Thierry Raizer, rédacteur en chef de Paperjam. (Photo: Maison Moderne / Archives)

Thierry Raizer, rédacteur en chef de Paperjam. (Photo: Maison Moderne / Archives)

L’été. La saison qui invite à la respiration. À faire une pause. À rêver à de nouveaux objectifs. Devant son écran d’ordinateur ou sur son lieu de villégiature, la période est propice aux premiers bilans, six mois après les bonnes résolutions de l’an neuf.

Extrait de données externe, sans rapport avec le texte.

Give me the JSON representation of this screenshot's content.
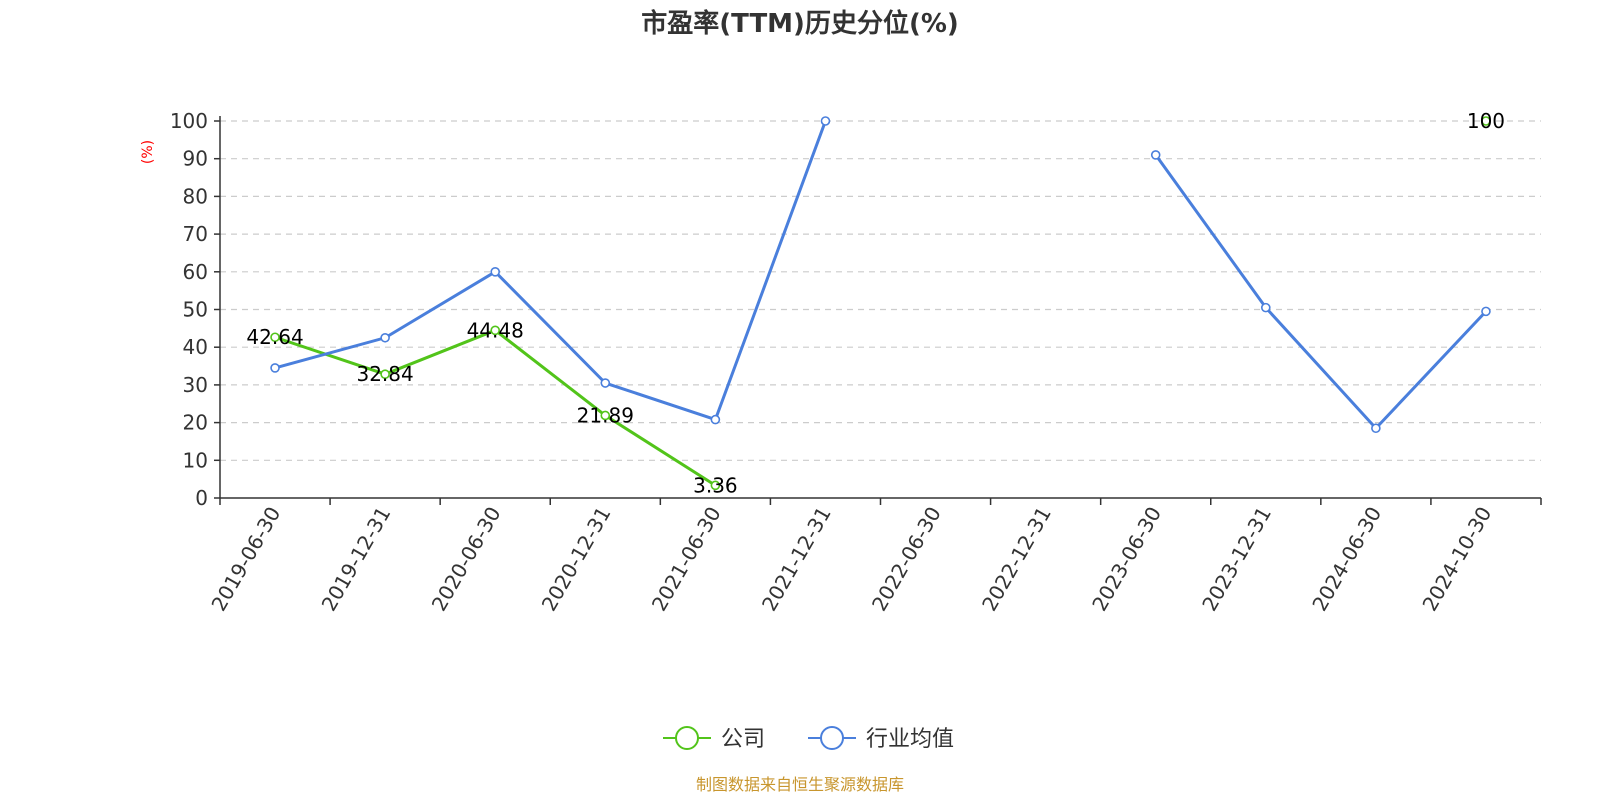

Quel mot choisir pour qualifier le premier semestre du gouvernement DP-LSAP-Déi Gréng – deuxième du genre – arrivé au pouvoir en décembre 2018? Mitigé, écriront certains, qui regrettent peut-être le souffle de renouveau politique et de modernisation de 2013. Cette coalition toujours inédite serait-elle atteinte du syndrome dont souffrent tous les gouvernements reconduits? Celui de donner une image routinière dans un monde rythmé par les effets d’annonce.

Certaines réformes, comme celle des retraites, resteront probablement un doux rêve d’ici à la fin de la mandature. Mais d’autres résultats traduisent une politique mêlant souci de l’environnement, économie innovante et caractère social assumé jusque dans les rangs des libéraux. La gratuité des transports publics en 2020, les jours de congé supplémentaires et l’augmentation du salaire social minimum ont largement occupé l’actualité depuis le début de l’année, tandis que d’autres signaux, hors polémiques, donnent une lecture complémentaire des travaux ministériels.

L’attraction des fintech internationales pour la Place, la participation au projet européen de supercalculateurs, des investissements industriels dans le spatial ou une stratégie dans l’intelligence artificielle sont à mettre au crédit d’un gouvernement qui, comme ses prédécesseurs, mise sur la continuité des dossiers en faveur de la diversification économique.

Car le Luxembourg a l’obligation de jouer sur plusieurs tableaux pour conserver sa bonne santé économique et sa paix sociale. Outre le volet économique, le marqueur vert qui a surligné de nombreux passages dans l’accord de coalition devra être accentué dans les prochains mois en raison du rêve formulé par de nombreux citoyens: conserver un cadre de vie agréable, et, en même temps, disposer d’un haut niveau de vie. Un paradoxe qui s’illustre lors des discussions animées autour du projet de data center de Google à Bissen ou de l’usine de yaourt du grec Fage à Bettembourg, fournisseurs d’emplois et de revenus à l’État, mais interpelant sur leurs incidences environnementales.

Pragmatique, un brin opportuniste et parfois visionnaire, le Luxembourg s’est adapté aux différentes crises. Il peut, à l’approche d’un ralentissement économique que d’aucuns prédisent, rêver d’une green nation. Pas d’un énième label qui répondrait à des critères aussi louables soient-ils, mais d’un positionnement européen en matière de développement économique et sociétal durable. À la croisée de la recherche publique et privée, de la volonté politique et des demandes des citoyens, en particulier chez les jeunes, il se doit de donner l’exemple.

Toute activité humaine a des répercussions indéniables, et la surconsommation et le tourisme de masse pratiqué en cette saison doivent par ailleurs susciter l’interrogation. Le combat pour la première partie de l’année est déjà perdu, puisque le pays a consommé plus que ce qu’il ne peut produire depuis le 16 février, selon le triste classement du « jour du dépassement » établi par l’ONG WWF.

Rêvons pendant cette pause estivale à tous les gestes quotidiens que nous pourrons tous accomplir pour faire avancer la cause climatique dans un pays où la voiture continue de rouler en maître. Rappelons aux entreprises que l’enjeu écologique n’est plus un frein, mais un impératif.

L’action de la coalition DP-LSAP-Déi Gréng se mesurera peut-être à l’aune du déficit public ou du taux de chômage. Il devra aussi s’évaluer quant à sa capacité de léguer un Luxembourg viable aux futures générations. «Nous n’avons pas de planète B», répètent à l’envi les dirigeants politiques, dont le Premier ministre . Pas de Luxembourg B non plus.